In the New Testament reading for today, Paul reminds the Corinthians, “The present form of this world is passing away,” and so they are to hold onto relationships loosely. Friends, spouses, children are gifts for a time but our trust must be with God, not with them. I read once that “leave father and mother” is not a call to leave in the lurch, to leave unloved and uncared for but is a call to value God and to realize his love calls us to a bigger family. The Jesus, who called, healed Peter’s mother-in-law of a fever when he visited. The Jesus, who called, had time for the woman bleeding as he went to heal Jairus’ daughter. The Jesus, who called, welcomed the little children, the blind, and the lepers.

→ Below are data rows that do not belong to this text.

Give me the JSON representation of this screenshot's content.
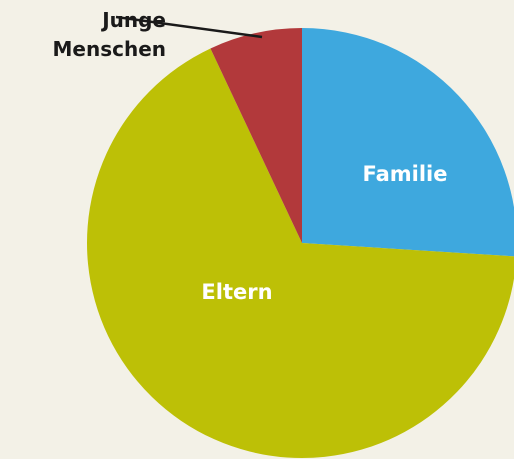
{
  "chart_data": {
    "type": "pie",
    "categories": [
      "Familie",
      "Eltern",
      "Junge Menschen"
    ],
    "values": [
      26,
      67,
      7
    ],
    "colors": [
      "#3ea8de",
      "#bdc006",
      "#b2393b"
    ]
  }
}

He cared about people, families and our relationships. He can care for our loved ones. Call is a call to trust him with that which we hold close to our hearts – now. Trust is not something that happens tomorrow, that is earned. Trust is what we do when we cannot see how things will work out. God relented of his anger with the Ninivites but that did not change Jonah’s need to preach. James and John’s father may struggle with the family business but that did not stop their response. The new President may not be the one we would have liked but that does not remove from us the responsibility to be Christians now nor does it erase God’s hand in the events.
Call is not to success but to faithfulness – now. Call is to a vision of service to others and not just to a list of tasks for the day. Call is a step into an unknown future trusting God to work it out and trusting God to care for those we care for. We do not know what tomorrow will bring but we know who is with us now and tomorrow. The book of Jonah ends with God asking Jonah a question, “And should I not be concerned about Nineveh, that great city, in which there are more than a hundred and twenty thousand persons who do not know their right hand from their left, and also many animals?” God is concerned about all parties in the election, all struggling with covid, and all the economic challenges…and the animals in the environment. “He’s got the whole world is in His hands, you and me brother, you and me sister, and the itty, bitty babies.” Amen!